Le Centre Menassat a organisé un point de presse
dédiée à la présentation de son rapport de la recherche nationale quantitative «
Femmes, Espace Public et Libertés Individuelles ». Cette rencontre s’est tenue à l’hôtel ADAY Casablanca le 12
avril courant, afin de dévoiler les résultats les plus significatifs de cette enquête de terrain qui a été pilotée
par l’équipe scientifique de Menassat tout au long d’une année.
L’événement en question a été marqué par une forte présence
d’acteurs de la société civile, de chercheurs universitaires et de militants
des droits humains, en plus d’une présence massive des organes de la presse, qui ont porté un intérêt particulier au
rapport de cette recherche quantitative nationale, et ont, en l’occurrence, assuré la couverture médiatique de la
rencontre avec une large diffusion visuelle et écrite.
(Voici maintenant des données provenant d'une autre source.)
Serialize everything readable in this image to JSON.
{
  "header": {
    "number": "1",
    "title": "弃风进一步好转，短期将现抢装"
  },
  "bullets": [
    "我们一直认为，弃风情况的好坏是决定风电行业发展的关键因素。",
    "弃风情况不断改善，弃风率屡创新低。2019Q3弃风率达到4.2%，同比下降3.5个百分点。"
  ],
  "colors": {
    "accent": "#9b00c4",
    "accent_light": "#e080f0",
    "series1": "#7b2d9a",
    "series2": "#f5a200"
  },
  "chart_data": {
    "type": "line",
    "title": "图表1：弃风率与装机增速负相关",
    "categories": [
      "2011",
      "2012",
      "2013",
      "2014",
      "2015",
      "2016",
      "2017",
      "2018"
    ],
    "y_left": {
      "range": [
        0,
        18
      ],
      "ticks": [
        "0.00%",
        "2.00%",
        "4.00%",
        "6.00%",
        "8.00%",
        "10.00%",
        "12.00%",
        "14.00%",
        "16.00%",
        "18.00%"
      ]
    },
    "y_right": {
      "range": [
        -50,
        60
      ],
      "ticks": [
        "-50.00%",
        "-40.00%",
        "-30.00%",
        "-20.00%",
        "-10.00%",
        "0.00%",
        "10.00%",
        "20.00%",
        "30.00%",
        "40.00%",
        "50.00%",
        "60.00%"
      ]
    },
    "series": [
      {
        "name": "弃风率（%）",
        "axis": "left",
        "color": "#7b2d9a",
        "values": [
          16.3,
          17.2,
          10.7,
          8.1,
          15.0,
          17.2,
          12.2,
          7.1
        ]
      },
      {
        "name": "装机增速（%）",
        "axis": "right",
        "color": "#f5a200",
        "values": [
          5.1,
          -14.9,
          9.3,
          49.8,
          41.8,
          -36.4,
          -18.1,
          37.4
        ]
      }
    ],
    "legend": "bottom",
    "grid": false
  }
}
Ceci dit, l’étude a porté sur un échantillon représentatif
de 1528 marocains hommes et femmes, répartis sur les douze régions du
Maroc, tout en reposant sur des variables telles que le sexe, les différentes tranches d’âge,
le milieu de résidence (urbain, périurbain ou rural) et le niveau
d’instruction. L’enquête visait à dévoiler les représentations des marocains par rapport à l’accès et la
présence des femmes dans l’espace public. A ce titre, la recherche a compris
plusieurs axes et thématiques, dont surtout, la liberté du corps, le port du
voile, le harcèlement, l’indice de sécurité dans les lieux publics, mais aussi
le degré de connaissance des marocains autour de certaines lois mises en
vigueur pour la protection des libertés et droits des femmes.
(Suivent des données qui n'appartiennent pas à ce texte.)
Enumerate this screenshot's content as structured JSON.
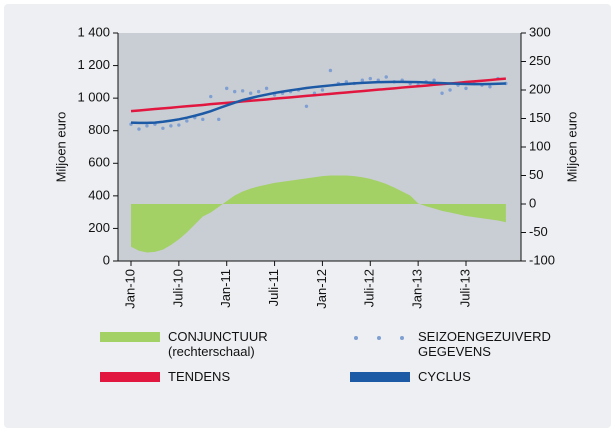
{
  "chart_data": {
    "type": "combo",
    "categories": [
      "Jan-10",
      null,
      null,
      null,
      null,
      null,
      "Juli-10",
      null,
      null,
      null,
      null,
      null,
      "Jan-11",
      null,
      null,
      null,
      null,
      null,
      "Juli-11",
      null,
      null,
      null,
      null,
      null,
      "Jan-12",
      null,
      null,
      null,
      null,
      null,
      "Juli-12",
      null,
      null,
      null,
      null,
      null,
      "Jan-13",
      null,
      null,
      null,
      null,
      null,
      "Juli-13",
      null,
      null,
      null,
      null,
      null
    ],
    "ylabel": "Miljoen euro",
    "y2label": "Miljoen euro",
    "ylim": [
      0,
      1400
    ],
    "yticks": [
      0,
      200,
      400,
      600,
      800,
      {
        "value": 1000,
        "label": "1 000"
      },
      {
        "value": 1200,
        "label": "1 200"
      },
      {
        "value": 1400,
        "label": "1 400"
      }
    ],
    "y2lim": [
      -100,
      300
    ],
    "y2ticks": [
      -100,
      -50,
      0,
      50,
      100,
      150,
      200,
      250,
      300
    ],
    "series": [
      {
        "name": "CONJUNCTUUR (rechterschaal)",
        "type": "area",
        "axis": "y2",
        "color": "#a3d165",
        "values": [
          -75,
          -82,
          -85,
          -84,
          -80,
          -72,
          -62,
          -50,
          -36,
          -22,
          -15,
          -5,
          5,
          15,
          22,
          27,
          31,
          34,
          37,
          39,
          41,
          43,
          45,
          47,
          49,
          50,
          50,
          50,
          49,
          47,
          44,
          40,
          35,
          29,
          22,
          15,
          1,
          -4,
          -8,
          -12,
          -15,
          -18,
          -21,
          -23,
          -25,
          -27,
          -29,
          -32
        ]
      },
      {
        "name": "SEIZOENGEZUIVERD GEGEVENS",
        "type": "scatter",
        "color": "#7f9fd2",
        "values": [
          840,
          810,
          830,
          840,
          815,
          830,
          835,
          860,
          880,
          870,
          1010,
          870,
          1060,
          1040,
          1045,
          1030,
          1040,
          1060,
          1020,
          1030,
          1040,
          1050,
          950,
          1030,
          1050,
          1170,
          1090,
          1100,
          1090,
          1110,
          1120,
          1110,
          1130,
          1100,
          1110,
          1090,
          1080,
          1100,
          1110,
          1030,
          1050,
          1080,
          1060,
          1090,
          1080,
          1070,
          1120,
          1090
        ]
      },
      {
        "name": "TENDENS",
        "type": "line",
        "color": "#e2173f",
        "values": [
          920,
          924,
          929,
          933,
          937,
          941,
          946,
          950,
          954,
          958,
          963,
          967,
          971,
          975,
          980,
          984,
          988,
          992,
          997,
          1001,
          1005,
          1009,
          1014,
          1018,
          1022,
          1026,
          1031,
          1035,
          1039,
          1043,
          1048,
          1052,
          1056,
          1060,
          1065,
          1069,
          1073,
          1077,
          1082,
          1086,
          1090,
          1094,
          1099,
          1103,
          1107,
          1111,
          1116,
          1120
        ]
      },
      {
        "name": "CYCLUS",
        "type": "line",
        "color": "#1d5aa6",
        "values": [
          850,
          848,
          848,
          850,
          855,
          862,
          870,
          880,
          892,
          905,
          920,
          938,
          955,
          972,
          988,
          1000,
          1012,
          1022,
          1032,
          1040,
          1048,
          1055,
          1062,
          1068,
          1073,
          1078,
          1083,
          1087,
          1091,
          1094,
          1096,
          1098,
          1099,
          1100,
          1100,
          1099,
          1098,
          1096,
          1094,
          1092,
          1090,
          1088,
          1087,
          1086,
          1086,
          1087,
          1088,
          1090
        ]
      }
    ]
  }
}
Le point de presse a donc été une
occasion pour revenir sur les résultats les plus significatifs de l’enquête
nationale, qui ont été respectivement présentés par le directeur de Menassat AZIZ MECHOUAT, ainsi que les
membres principaux de la structure, ABDERRAHMANE
ZAKRITI, MOUHSSINE MOHAMMED RAHOUTI, BOUCHAIB MAJDOUL ET IKRAM ADNANI.
C’est ainsi que parmi les résultats
dévoilés, on observe :
Axe I : La femme et sa liberté individuelle dans
l’espace public
- Les résultats de l’étude indiquent que plus de 75 % de
l’échantillon estiment que les femmes ont le droit d’accéder à tous les
espaces publics (cafés, cinémas, théâtres, jardins publics, hôtels…),
tandis qu’environ 21% parmi eux s’y opposent.
- Les données indiquent que seulement 5% des participants
considèrent que les espaces publics sont très sûrs pour les femmes, alors
que 42 % les jugent relativement sûrs, et 25% les jugent
sûrs. Toutefois, plus de 20% de l’échantillon estiment que ces
lieux ne sont pas sûrs ou pas du tout sûrs, avec un léger avantage de sécurité
dans les zones urbaines et rurales si on les compare aux zones
semi-urbaines.
- Plus de la moitié de l’échantillon (57%) estiment que la femme
est relativement à l’aise dans les espaces publics. La majorité d’entre
eux (environ 90%) pense que le degré de sa liberté s’accroît dans
ces lieux, ce qui montre un soutien unanime pour le droit des femmes à
accéder à l’espace public, avec quelques disparités entre les milieux
urbains et ruraux.
- Les jeunes sont les plus favorables au droit des femmes pour accéder sans restriction à l’espace
public. Ce soutien diminue en proportion avec l’âge : plus de 80%
de la tranche d’âge situé entre 25-34 ans, plus de 77% des 18-24
ans et des 35-44 ans sont favorables, contre seulement 55,9% chez
les 65 ans et plus.
- Plus le niveau d’instruction des interviewés (es) est élevé, plus ils
sont conscients du droit des femmes à l’accès à l’espace public et leur travail
hors du foyer : 70% d’adhésion chez les non scolarisés, contre 87%
chez les diplômés du supérieur. Le taux d’acceptation reste globalement
élevé (plus de 50%) pour tous les niveaux d’instruction, même parmi
ceux n’ayant pas eu accès à l’école, ce qui constitue une évolution
culturelle très significative.
- Les femmes marquent un taux plus élevé (83,7%) que les hommes (66,4%).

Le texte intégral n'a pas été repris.